By Wei Lian

NTNU Norwegian University of Science and Technology
In engineering, “instability” is often viewed as a failure—a bridge buckling in the wind or a circuit overheating. But in pattern formation, instability is a lighthouse. It is the guiding mechanism where a system breaks the spatial constraint in low dimension.
An everyday example of this is the Plateau-Rayleigh Instability: a cylindrical stream of water breaks into droplets. In the language of the bifurcation theory, this is “dimension-breaking.”

Our MSCA project, UNSTABLE, shall adopt this philosophy to 1D solitons. The idea behind it is simple: the instability of 1D solutions predicts the existence of 2D surface waves, also called dimension-breaking solutions.
A lighthouse maps to Existence
The difficulty in water wave theory is understanding how the solutions evolve from simple, uniform waves into complex, multidimensional surface wave. The UNSTABLE project attacks it with the idea above:
Instability: Many 1D water wave models admit solitary wave solutions that extend uniformly in transverse direction, which are immediate solutions to 2D surface wave equations. By analyzing governing dynamics, we aim to show that these waves are unstable, when subject to perturbations transverse to the moving direction.
Capturing the 2D Landscape: We believe when a 1D wave loses transverse stability, it bifurcates into 2D surface patterns. Using a model that captures the full dispersion of the water wave problem, we seek to identify dimension-breaking solutions that emerge from this instability.
The Geometry of the Extreme
Finally, we test the same idea in its extreme complexity in the water wave theory. This leads us to the Highest Wave. It is the extreme of steady waves—the precise point where a wave reaches its maximal amplitude and its smooth profile sharpens into a singular peak of 120 degree.

Seeking the 2D Highest Waves: We seek the dimension-breaking for 1D highest wave where it becomes unstable and bifurcates into a 2D object. While the geometry of the 1D highest wave has been found for over a century, the existence/nonexistence of such singular 2D surfaces remains an open problem.
Defining the Singular Waves: If it exists, our ultimate goal is to identify the conditions for these 2D singular waves to exist.
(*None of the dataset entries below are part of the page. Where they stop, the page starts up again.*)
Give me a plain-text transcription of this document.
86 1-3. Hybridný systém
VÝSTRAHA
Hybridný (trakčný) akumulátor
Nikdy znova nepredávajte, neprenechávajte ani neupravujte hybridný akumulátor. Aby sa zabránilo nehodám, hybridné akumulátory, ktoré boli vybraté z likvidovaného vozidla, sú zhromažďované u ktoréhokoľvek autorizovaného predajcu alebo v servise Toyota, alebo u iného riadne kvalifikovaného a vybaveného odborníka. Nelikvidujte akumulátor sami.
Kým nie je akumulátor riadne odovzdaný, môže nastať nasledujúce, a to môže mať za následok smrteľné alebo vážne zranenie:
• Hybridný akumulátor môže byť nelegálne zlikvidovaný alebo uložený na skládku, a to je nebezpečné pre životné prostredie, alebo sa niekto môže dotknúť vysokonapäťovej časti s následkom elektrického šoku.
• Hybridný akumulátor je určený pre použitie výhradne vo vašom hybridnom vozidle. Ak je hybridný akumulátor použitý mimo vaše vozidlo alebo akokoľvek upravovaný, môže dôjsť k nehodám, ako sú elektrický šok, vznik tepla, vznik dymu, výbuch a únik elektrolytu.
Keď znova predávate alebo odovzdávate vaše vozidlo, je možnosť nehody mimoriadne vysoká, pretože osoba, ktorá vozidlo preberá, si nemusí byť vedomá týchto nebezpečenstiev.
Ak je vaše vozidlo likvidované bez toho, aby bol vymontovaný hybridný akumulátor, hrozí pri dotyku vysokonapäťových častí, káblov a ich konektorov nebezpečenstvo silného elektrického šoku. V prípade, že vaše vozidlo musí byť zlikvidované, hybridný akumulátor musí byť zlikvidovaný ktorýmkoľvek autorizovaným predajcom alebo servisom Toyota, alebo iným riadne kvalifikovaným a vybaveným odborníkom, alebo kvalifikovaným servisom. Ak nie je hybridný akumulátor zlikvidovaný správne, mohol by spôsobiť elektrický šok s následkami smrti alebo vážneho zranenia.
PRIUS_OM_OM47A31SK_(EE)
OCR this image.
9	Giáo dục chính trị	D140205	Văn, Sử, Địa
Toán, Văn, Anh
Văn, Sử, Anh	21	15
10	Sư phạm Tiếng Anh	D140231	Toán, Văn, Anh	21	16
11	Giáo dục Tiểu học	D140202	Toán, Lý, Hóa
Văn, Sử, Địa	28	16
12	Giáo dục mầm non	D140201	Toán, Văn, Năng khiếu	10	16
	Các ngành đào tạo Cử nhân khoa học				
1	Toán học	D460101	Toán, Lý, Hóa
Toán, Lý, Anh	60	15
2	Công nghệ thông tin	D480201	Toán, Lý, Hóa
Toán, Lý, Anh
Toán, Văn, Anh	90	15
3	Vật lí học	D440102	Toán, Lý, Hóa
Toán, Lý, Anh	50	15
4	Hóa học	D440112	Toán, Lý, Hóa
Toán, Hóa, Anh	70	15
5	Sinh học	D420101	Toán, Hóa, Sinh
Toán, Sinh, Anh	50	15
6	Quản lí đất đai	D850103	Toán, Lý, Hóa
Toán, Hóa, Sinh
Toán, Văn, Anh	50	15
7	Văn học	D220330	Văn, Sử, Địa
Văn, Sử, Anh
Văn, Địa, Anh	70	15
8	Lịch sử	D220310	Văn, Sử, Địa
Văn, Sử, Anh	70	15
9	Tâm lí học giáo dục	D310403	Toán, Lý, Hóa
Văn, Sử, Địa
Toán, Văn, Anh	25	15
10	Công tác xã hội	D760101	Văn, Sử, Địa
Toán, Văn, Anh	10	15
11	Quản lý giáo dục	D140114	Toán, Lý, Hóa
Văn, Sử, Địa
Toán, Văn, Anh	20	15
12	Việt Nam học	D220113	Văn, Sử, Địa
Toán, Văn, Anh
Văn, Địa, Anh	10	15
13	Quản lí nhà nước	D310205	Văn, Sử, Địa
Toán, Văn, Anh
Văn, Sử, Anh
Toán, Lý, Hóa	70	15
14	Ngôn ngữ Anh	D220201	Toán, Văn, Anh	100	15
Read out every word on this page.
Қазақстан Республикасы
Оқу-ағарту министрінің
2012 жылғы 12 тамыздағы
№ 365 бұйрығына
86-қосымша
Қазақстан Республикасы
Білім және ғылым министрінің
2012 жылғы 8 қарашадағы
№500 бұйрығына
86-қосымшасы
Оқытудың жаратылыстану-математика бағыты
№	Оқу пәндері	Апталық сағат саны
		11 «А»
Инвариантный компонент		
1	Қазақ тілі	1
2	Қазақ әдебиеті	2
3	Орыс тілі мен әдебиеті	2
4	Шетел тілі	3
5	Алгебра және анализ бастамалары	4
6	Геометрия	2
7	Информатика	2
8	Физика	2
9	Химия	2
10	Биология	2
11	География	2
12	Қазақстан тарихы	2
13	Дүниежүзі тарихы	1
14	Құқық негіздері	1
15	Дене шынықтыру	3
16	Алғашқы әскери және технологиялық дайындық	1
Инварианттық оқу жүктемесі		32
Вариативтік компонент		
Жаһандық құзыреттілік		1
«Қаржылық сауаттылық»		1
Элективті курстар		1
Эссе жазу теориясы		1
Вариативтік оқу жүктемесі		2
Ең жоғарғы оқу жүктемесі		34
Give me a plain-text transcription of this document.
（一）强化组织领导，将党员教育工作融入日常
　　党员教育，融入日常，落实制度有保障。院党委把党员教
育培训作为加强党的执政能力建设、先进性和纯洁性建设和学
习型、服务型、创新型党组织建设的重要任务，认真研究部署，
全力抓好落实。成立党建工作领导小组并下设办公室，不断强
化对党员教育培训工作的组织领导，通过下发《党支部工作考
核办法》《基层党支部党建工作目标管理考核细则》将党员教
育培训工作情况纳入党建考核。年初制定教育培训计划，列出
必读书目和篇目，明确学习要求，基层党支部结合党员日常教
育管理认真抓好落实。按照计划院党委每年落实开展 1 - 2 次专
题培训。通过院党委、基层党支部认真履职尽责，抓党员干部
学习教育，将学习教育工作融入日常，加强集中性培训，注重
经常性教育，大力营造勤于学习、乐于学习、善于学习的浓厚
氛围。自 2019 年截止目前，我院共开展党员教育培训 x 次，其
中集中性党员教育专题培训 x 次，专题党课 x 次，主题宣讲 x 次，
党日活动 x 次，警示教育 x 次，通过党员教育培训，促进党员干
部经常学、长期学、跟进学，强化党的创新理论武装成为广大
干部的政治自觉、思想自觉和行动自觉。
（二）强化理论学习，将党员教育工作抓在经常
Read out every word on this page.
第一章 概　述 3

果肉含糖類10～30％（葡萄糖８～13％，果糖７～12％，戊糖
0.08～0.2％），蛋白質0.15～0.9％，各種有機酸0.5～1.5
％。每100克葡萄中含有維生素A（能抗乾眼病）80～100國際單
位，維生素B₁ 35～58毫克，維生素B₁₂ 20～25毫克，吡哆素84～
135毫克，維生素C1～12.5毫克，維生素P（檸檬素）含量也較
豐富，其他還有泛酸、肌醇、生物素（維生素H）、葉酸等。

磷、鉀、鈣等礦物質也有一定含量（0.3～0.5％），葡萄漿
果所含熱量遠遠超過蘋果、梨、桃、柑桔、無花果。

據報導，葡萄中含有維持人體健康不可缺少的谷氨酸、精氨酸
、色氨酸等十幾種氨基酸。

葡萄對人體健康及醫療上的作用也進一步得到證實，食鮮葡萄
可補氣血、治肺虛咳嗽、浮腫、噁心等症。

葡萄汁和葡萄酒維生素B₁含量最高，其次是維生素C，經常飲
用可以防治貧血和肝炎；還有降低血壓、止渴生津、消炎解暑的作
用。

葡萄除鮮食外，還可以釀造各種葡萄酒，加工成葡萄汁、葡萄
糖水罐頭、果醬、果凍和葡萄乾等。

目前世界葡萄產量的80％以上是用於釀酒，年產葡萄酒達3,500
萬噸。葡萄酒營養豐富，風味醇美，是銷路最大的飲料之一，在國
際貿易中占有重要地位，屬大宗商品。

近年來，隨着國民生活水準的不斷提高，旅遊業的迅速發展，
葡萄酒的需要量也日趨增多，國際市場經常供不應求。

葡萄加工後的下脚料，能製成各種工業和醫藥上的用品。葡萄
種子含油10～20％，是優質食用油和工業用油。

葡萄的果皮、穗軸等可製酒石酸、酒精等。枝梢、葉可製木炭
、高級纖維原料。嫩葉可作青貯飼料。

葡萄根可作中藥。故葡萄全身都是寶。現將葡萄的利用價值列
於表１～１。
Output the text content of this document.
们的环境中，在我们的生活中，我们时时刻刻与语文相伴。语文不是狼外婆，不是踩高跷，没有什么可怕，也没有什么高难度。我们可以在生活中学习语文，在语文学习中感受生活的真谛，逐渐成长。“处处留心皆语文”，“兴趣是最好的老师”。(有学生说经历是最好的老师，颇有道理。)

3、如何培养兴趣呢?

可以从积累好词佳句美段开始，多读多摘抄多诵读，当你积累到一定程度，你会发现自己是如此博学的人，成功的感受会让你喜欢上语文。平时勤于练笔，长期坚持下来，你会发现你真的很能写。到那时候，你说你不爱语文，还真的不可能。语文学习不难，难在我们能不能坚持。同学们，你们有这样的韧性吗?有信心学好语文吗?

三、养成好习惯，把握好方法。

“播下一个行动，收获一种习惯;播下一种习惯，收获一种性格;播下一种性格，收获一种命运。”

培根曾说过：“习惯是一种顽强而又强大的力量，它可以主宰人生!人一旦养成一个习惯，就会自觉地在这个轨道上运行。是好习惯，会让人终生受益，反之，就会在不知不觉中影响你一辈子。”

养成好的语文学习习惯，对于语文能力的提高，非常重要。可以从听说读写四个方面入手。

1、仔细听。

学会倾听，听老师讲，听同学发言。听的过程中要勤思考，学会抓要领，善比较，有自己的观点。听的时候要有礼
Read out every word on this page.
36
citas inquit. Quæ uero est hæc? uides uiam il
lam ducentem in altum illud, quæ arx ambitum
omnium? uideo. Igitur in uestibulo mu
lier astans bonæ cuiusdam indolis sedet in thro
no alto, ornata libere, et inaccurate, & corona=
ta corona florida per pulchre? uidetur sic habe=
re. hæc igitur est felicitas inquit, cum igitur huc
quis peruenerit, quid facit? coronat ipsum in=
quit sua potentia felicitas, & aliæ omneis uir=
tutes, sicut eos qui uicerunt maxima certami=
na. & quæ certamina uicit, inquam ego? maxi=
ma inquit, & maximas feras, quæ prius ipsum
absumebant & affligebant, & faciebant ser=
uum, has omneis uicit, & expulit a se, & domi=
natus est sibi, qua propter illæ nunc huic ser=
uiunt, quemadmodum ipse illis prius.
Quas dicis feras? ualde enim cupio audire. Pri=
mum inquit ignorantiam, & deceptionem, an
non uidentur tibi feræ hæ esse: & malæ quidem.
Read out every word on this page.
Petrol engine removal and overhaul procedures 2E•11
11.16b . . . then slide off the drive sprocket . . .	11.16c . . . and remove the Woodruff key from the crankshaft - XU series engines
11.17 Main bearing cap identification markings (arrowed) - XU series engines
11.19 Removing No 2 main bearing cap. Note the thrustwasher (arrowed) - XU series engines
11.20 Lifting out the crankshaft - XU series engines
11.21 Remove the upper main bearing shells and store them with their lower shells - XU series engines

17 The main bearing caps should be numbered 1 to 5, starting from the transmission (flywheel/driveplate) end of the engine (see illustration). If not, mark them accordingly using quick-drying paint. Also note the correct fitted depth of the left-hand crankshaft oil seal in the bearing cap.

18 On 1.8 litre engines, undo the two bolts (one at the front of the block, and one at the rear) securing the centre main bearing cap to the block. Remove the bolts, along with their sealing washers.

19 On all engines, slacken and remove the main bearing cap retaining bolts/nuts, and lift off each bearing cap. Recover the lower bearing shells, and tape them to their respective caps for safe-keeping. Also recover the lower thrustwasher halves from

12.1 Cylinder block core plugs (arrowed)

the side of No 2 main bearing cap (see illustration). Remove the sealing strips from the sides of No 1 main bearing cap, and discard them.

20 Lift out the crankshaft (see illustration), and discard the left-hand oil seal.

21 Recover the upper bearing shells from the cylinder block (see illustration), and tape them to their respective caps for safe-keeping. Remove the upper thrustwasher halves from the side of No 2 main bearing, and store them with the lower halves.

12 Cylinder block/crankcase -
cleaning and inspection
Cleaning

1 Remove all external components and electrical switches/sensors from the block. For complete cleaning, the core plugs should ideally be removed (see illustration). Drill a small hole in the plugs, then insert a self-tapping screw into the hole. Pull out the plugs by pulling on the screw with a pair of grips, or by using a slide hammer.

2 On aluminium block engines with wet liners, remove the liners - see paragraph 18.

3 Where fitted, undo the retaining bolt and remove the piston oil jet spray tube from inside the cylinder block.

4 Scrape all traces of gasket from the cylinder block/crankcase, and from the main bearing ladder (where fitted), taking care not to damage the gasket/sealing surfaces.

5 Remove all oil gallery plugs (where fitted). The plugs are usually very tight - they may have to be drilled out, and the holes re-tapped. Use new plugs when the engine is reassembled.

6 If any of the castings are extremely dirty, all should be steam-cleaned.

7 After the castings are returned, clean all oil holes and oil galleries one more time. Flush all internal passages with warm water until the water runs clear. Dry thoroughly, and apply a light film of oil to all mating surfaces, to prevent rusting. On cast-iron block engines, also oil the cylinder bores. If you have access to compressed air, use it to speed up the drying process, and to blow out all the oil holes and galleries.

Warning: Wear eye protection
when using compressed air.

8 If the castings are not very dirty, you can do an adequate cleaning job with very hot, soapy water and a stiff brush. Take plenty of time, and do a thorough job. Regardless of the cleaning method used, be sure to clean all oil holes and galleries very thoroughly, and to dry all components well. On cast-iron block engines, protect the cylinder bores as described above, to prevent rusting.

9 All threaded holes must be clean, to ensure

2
By constructing these waves, we hope to bridge the gap between 1D theory and the water wave dynamics.
References
[1] D. Lannes. The water waves problem: mathematical analysis and asymptotics. Vol. 188. American Mathematical Soc., 2013.
[2] M. D. Groves and A. Mielke. A bifurcation theory for a class of Hamiltonian systems on a cylindrical domain. Arch. Ration. Mech. Anal. (2001).
[3] F. Rousset and N. Tzvetkov. Transverse instability of the line solitary water-waves. Invent. math. 184, 257–388 (2011).
[4] M. Ehrnström and E. Wahlén. ‘On Whitham’s conjecture of a highest cusped wave’. Ann. Inst. H. Poincaré (2019).
[5] R. M. Chen, W. Lian, D. Wang, R. Xu. A rigidity property for the Novikov equation and the asymptotic stability of peakons, Arch. Ration. Mech. Anal. 241, 497-533 (2021).